Facility Typologies and Location Principles
Based on the land use context, market opportunities, and supply chain dynamics in the Sun Corridor, typologies have been developed for freight-related facility development. Four principal typologies for supply chain facilities have been defined and are described below in terms of function and distinguishing principles relevant to the region. These typologies represent development options that could be appropriate for sites along the Sun Corridor. While the four typologies can exist solely and independently within a region, they are not mutually exclusive within the supply chain. To be most successful in attaining a more prominent role in the global supply chain, the Sun Corridor must plan and act regionally to provide all of the typologies in a comprehensive and coordinated manner, although development of specific locations may occur incrementally over time. Furthermore, the typologies have characteristics in common, but differ in the weight of these characteristics based on the primary function of the particular location. For example, any facility distributing goods will offer service to the local market, but one type of facility emphasizes this function and calls for sites that help optimize it while other may treat local distribution as a secondary or ancillary function. The four typologies relevant to freight facilities in the Sun Corridor are listed as follows, along with a description of key location principles
Import Center: As products enter the country, an import center stages them for inland distribution. Possible functions of an import center include redirection of goods to the precise markets currently demanding them; combining goods from multiple sources into load sets for individual stores and customers (referred to as deconsolidation and consolidation); changing modes (e.g., to transfer goods from rail to truck, or to expedite a shipment through forwarding it by air); and processing goods via packaging, labeling, or more complex preparation.

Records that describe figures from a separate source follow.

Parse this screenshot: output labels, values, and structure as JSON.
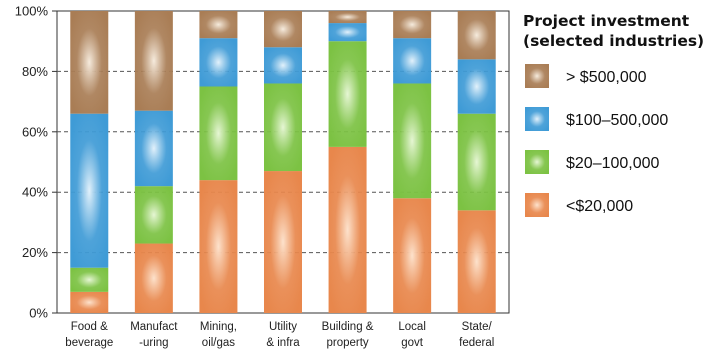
{
  "chart_data": {
    "type": "bar",
    "stacked": true,
    "percent": true,
    "categories": [
      [
        "Food &",
        "beverage"
      ],
      [
        "Manufact",
        "-uring"
      ],
      [
        "Mining,",
        "oil/gas"
      ],
      [
        "Utility",
        "& infra"
      ],
      [
        "Building &",
        "property"
      ],
      [
        "Local",
        "govt"
      ],
      [
        "State/",
        "federal"
      ]
    ],
    "series": [
      {
        "name": "<$20,000",
        "color": "#e8874c",
        "glow": "#fde2cc",
        "values": [
          7,
          23,
          44,
          47,
          55,
          38,
          34
        ]
      },
      {
        "name": "$20–100,000",
        "color": "#7cc243",
        "glow": "#e6f6d4",
        "values": [
          8,
          19,
          31,
          29,
          35,
          38,
          32
        ]
      },
      {
        "name": "$100–500,000",
        "color": "#3f9bd6",
        "glow": "#e2f1fb",
        "values": [
          51,
          25,
          16,
          12,
          6,
          15,
          18
        ]
      },
      {
        "name": "> $500,000",
        "color": "#a97d55",
        "glow": "#f6ebdd",
        "values": [
          34,
          33,
          9,
          12,
          4,
          9,
          16
        ]
      }
    ],
    "yticks": [
      "0%",
      "20%",
      "40%",
      "60%",
      "80%",
      "100%"
    ],
    "ylim": [
      0,
      100
    ],
    "legend": {
      "title": [
        "Project investment",
        "(selected industries)"
      ],
      "order": [
        "> $500,000",
        "$100–500,000",
        "$20–100,000",
        "<$20,000"
      ],
      "placement": "right"
    }
  }
}
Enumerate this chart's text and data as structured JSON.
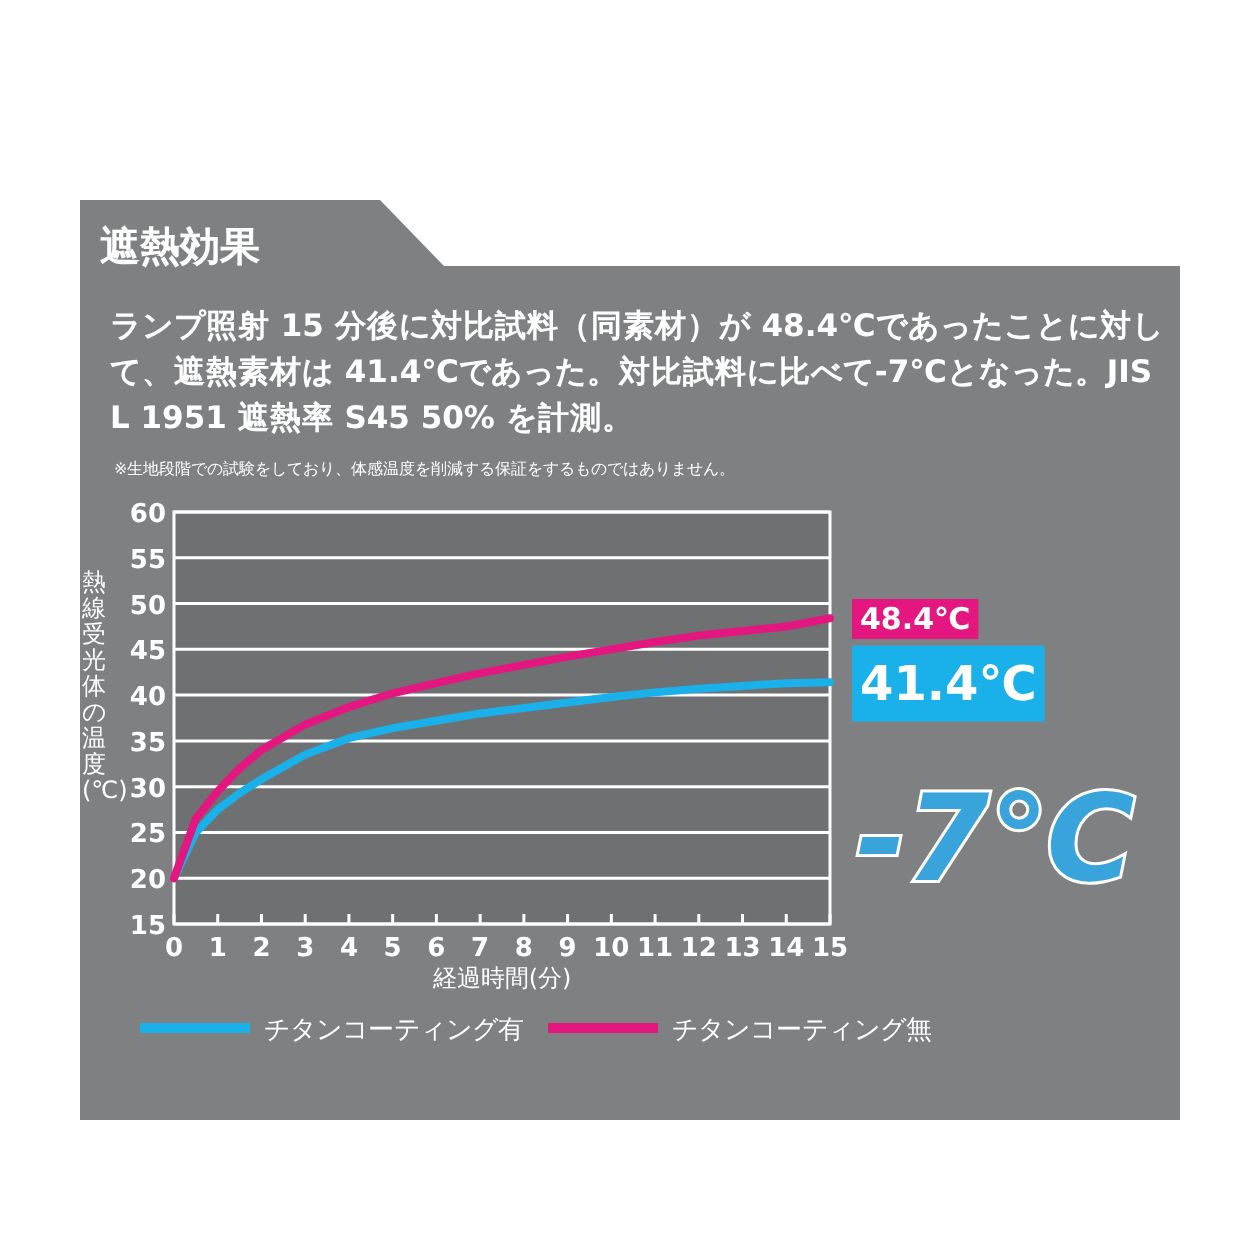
{
  "chart_data": {
    "type": "line",
    "title": "遮熱効果",
    "subtitle": "ランプ照射 15 分後に対比試料（同素材）が 48.4℃であったことに対して、遮熱素材は 41.4℃であった。対比試料に比べて-7℃となった。JIS L 1951 遮熱率 S45 50% を計測。",
    "xlabel": "経過時間(分)",
    "ylabel": "熱線受光体の温度(℃)",
    "x": [
      0,
      0.5,
      1,
      1.5,
      2,
      3,
      4,
      5,
      6,
      7,
      8,
      9,
      10,
      11,
      12,
      13,
      14,
      15
    ],
    "series": [
      {
        "name": "チタンコーティング有",
        "color": "#1ab0ea",
        "values": [
          20,
          25,
          27.5,
          29.3,
          30.8,
          33.5,
          35.3,
          36.4,
          37.2,
          38,
          38.6,
          39.2,
          39.8,
          40.3,
          40.7,
          41,
          41.3,
          41.4
        ]
      },
      {
        "name": "チタンコーティング無",
        "color": "#e3177f",
        "values": [
          20,
          26.5,
          29.5,
          32,
          34,
          36.8,
          38.7,
          40.2,
          41.3,
          42.4,
          43.3,
          44.2,
          45,
          45.8,
          46.5,
          47,
          47.5,
          48.4
        ]
      }
    ],
    "xlim": [
      0,
      15
    ],
    "ylim": [
      15,
      60
    ],
    "xticks": [
      0,
      1,
      2,
      3,
      4,
      5,
      6,
      7,
      8,
      9,
      10,
      11,
      12,
      13,
      14,
      15
    ],
    "yticks": [
      15,
      20,
      25,
      30,
      35,
      40,
      45,
      50,
      55,
      60
    ],
    "grid": "y",
    "legend": "bottom",
    "annotations": [
      {
        "text": "48.4℃",
        "x": 15,
        "y": 48.4
      },
      {
        "text": "41.4℃",
        "x": 15,
        "y": 41.4
      },
      "-7℃",
      "※生地段階での試験をしており、体感温度を削減する保証をするものではありません。"
    ]
  }
}
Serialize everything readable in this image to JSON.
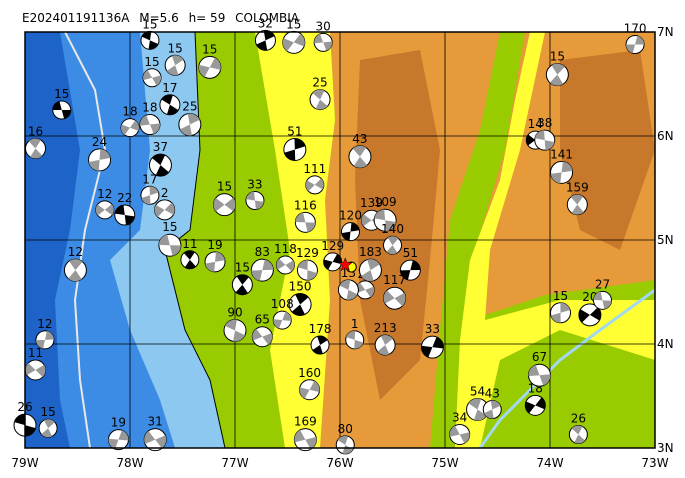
{
  "map": {
    "title": {
      "event": "E202401191136A",
      "magnitude": "M=5.6",
      "depth": "h= 59",
      "region": "COLOMBIA"
    },
    "lonlim": [
      -79,
      -73
    ],
    "latlim": [
      3,
      7
    ],
    "lonticks": [
      {
        "value": -79,
        "label": "79W"
      },
      {
        "value": -78,
        "label": "78W"
      },
      {
        "value": -77,
        "label": "77W"
      },
      {
        "value": -76,
        "label": "76W"
      },
      {
        "value": -75,
        "label": "75W"
      },
      {
        "value": -74,
        "label": "74W"
      },
      {
        "value": -73,
        "label": "73W"
      }
    ],
    "latticks": [
      {
        "value": 3,
        "label": "3N"
      },
      {
        "value": 4,
        "label": "4N"
      },
      {
        "value": 5,
        "label": "5N"
      },
      {
        "value": 6,
        "label": "6N"
      },
      {
        "value": 7,
        "label": "7N"
      }
    ],
    "main_event": {
      "lon": -75.95,
      "lat": 4.76
    },
    "events": [
      {
        "lon": -78.65,
        "lat": 6.25,
        "depth": 15
      },
      {
        "lon": -78.9,
        "lat": 5.88,
        "depth": 16
      },
      {
        "lon": -78.29,
        "lat": 5.77,
        "depth": 24
      },
      {
        "lon": -78.24,
        "lat": 5.29,
        "depth": 12
      },
      {
        "lon": -78.05,
        "lat": 5.24,
        "depth": 22
      },
      {
        "lon": -78.52,
        "lat": 4.71,
        "depth": 12
      },
      {
        "lon": -78.81,
        "lat": 4.04,
        "depth": 12
      },
      {
        "lon": -78.9,
        "lat": 3.75,
        "depth": 11
      },
      {
        "lon": -79.0,
        "lat": 3.22,
        "depth": 26
      },
      {
        "lon": -78.78,
        "lat": 3.19,
        "depth": 15
      },
      {
        "lon": -78.11,
        "lat": 3.08,
        "depth": 19
      },
      {
        "lon": -77.76,
        "lat": 3.08,
        "depth": 31
      },
      {
        "lon": -77.81,
        "lat": 6.92,
        "depth": 15
      },
      {
        "lon": -77.57,
        "lat": 6.68,
        "depth": 15
      },
      {
        "lon": -77.24,
        "lat": 6.66,
        "depth": 15
      },
      {
        "lon": -77.79,
        "lat": 6.56,
        "depth": 15
      },
      {
        "lon": -77.62,
        "lat": 6.3,
        "depth": 17
      },
      {
        "lon": -77.43,
        "lat": 6.11,
        "depth": 25
      },
      {
        "lon": -78.0,
        "lat": 6.08,
        "depth": 18
      },
      {
        "lon": -77.81,
        "lat": 6.11,
        "depth": 18
      },
      {
        "lon": -77.71,
        "lat": 5.72,
        "depth": 37
      },
      {
        "lon": -77.81,
        "lat": 5.43,
        "depth": 17
      },
      {
        "lon": -77.67,
        "lat": 5.29,
        "depth": 2
      },
      {
        "lon": -77.62,
        "lat": 4.95,
        "depth": 15
      },
      {
        "lon": -77.43,
        "lat": 4.81,
        "depth": 11
      },
      {
        "lon": -77.19,
        "lat": 4.79,
        "depth": 19
      },
      {
        "lon": -77.1,
        "lat": 5.34,
        "depth": 15
      },
      {
        "lon": -76.81,
        "lat": 5.38,
        "depth": 33
      },
      {
        "lon": -76.93,
        "lat": 4.57,
        "depth": 15
      },
      {
        "lon": -76.74,
        "lat": 4.71,
        "depth": 83
      },
      {
        "lon": -76.52,
        "lat": 4.76,
        "depth": 118
      },
      {
        "lon": -76.31,
        "lat": 4.71,
        "depth": 129
      },
      {
        "lon": -76.38,
        "lat": 4.38,
        "depth": 150
      },
      {
        "lon": -76.55,
        "lat": 4.23,
        "depth": 108
      },
      {
        "lon": -76.74,
        "lat": 4.07,
        "depth": 65
      },
      {
        "lon": -77.0,
        "lat": 4.13,
        "depth": 90
      },
      {
        "lon": -76.19,
        "lat": 3.99,
        "depth": 178
      },
      {
        "lon": -76.29,
        "lat": 3.56,
        "depth": 160
      },
      {
        "lon": -76.33,
        "lat": 3.08,
        "depth": 169
      },
      {
        "lon": -75.95,
        "lat": 3.03,
        "depth": 80
      },
      {
        "lon": -76.71,
        "lat": 6.92,
        "depth": 32
      },
      {
        "lon": -76.44,
        "lat": 6.9,
        "depth": 15
      },
      {
        "lon": -76.16,
        "lat": 6.9,
        "depth": 30
      },
      {
        "lon": -76.19,
        "lat": 6.35,
        "depth": 25
      },
      {
        "lon": -76.43,
        "lat": 5.87,
        "depth": 51
      },
      {
        "lon": -76.24,
        "lat": 5.53,
        "depth": 111
      },
      {
        "lon": -76.33,
        "lat": 5.17,
        "depth": 116
      },
      {
        "lon": -75.81,
        "lat": 5.8,
        "depth": 43
      },
      {
        "lon": -75.9,
        "lat": 5.08,
        "depth": 120
      },
      {
        "lon": -75.7,
        "lat": 5.19,
        "depth": 139
      },
      {
        "lon": -75.57,
        "lat": 5.19,
        "depth": 109
      },
      {
        "lon": -75.5,
        "lat": 4.95,
        "depth": 140
      },
      {
        "lon": -75.33,
        "lat": 4.71,
        "depth": 51
      },
      {
        "lon": -75.48,
        "lat": 4.44,
        "depth": 117
      },
      {
        "lon": -75.86,
        "lat": 4.04,
        "depth": 1
      },
      {
        "lon": -75.57,
        "lat": 3.99,
        "depth": 213
      },
      {
        "lon": -75.12,
        "lat": 3.97,
        "depth": 33
      },
      {
        "lon": -75.76,
        "lat": 4.52,
        "depth": 24
      },
      {
        "lon": -75.92,
        "lat": 4.52,
        "depth": 13
      },
      {
        "lon": -75.71,
        "lat": 4.71,
        "depth": 183
      },
      {
        "lon": -76.07,
        "lat": 4.79,
        "depth": 129
      },
      {
        "lon": -74.86,
        "lat": 3.13,
        "depth": 34
      },
      {
        "lon": -74.69,
        "lat": 3.37,
        "depth": 54
      },
      {
        "lon": -74.55,
        "lat": 3.37,
        "depth": 43
      },
      {
        "lon": -74.14,
        "lat": 3.41,
        "depth": 18
      },
      {
        "lon": -74.1,
        "lat": 3.7,
        "depth": 67
      },
      {
        "lon": -73.73,
        "lat": 3.13,
        "depth": 26
      },
      {
        "lon": -73.9,
        "lat": 4.3,
        "depth": 15
      },
      {
        "lon": -73.62,
        "lat": 4.28,
        "depth": 20
      },
      {
        "lon": -73.5,
        "lat": 4.42,
        "depth": 27
      },
      {
        "lon": -73.74,
        "lat": 5.34,
        "depth": 159
      },
      {
        "lon": -73.89,
        "lat": 5.65,
        "depth": 141
      },
      {
        "lon": -74.14,
        "lat": 5.96,
        "depth": 14
      },
      {
        "lon": -74.05,
        "lat": 5.96,
        "depth": 38
      },
      {
        "lon": -73.93,
        "lat": 6.59,
        "depth": 15
      },
      {
        "lon": -73.19,
        "lat": 6.88,
        "depth": 170
      }
    ]
  }
}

Manufacturing and Local Distribution Center: Sun Corridor manufacturing can capitalize on at least three assets: the natural environment (for example attracting solar energy development); the industrial environment (for example exploiting economies of agglomeration in the aerospace, automotive or biomedical sectors); and proximity to the international border with Mexico (for example adopting interactive production on the maquiladora model that now extends deeper into Mexico). Local distribution typically accompanies manufacturing when there is an anchor market providing local demand (for instance, in food and beverage production), but the Sun Corridor has become such a large consumer market that locally focused distribution may make sense by itself in some business and retail sectors. Facility functions are production, storage, and direct distribution (with little intermediate staging in the local area).
Mixing Center: Products traveling from sources all over the country and world may be staged for destination markets in a mixing center, which combines the characteristics of an import center with forward distribution. The essential functions of a mixing center are redirection, deconsolidation and consolidation, and modal change, along with processing and storage.
Forward Distribution Center: As products travel across the country, a forward distribution center assembles goods from many long distance origins and local manufacturing and warehousing facilities, and stages them for delivery to major destination markets within reach of the center. Deconsolidation and consolidation are the key facility functions, but others include mode change (such as rail to truck), redirection, processing, and storage.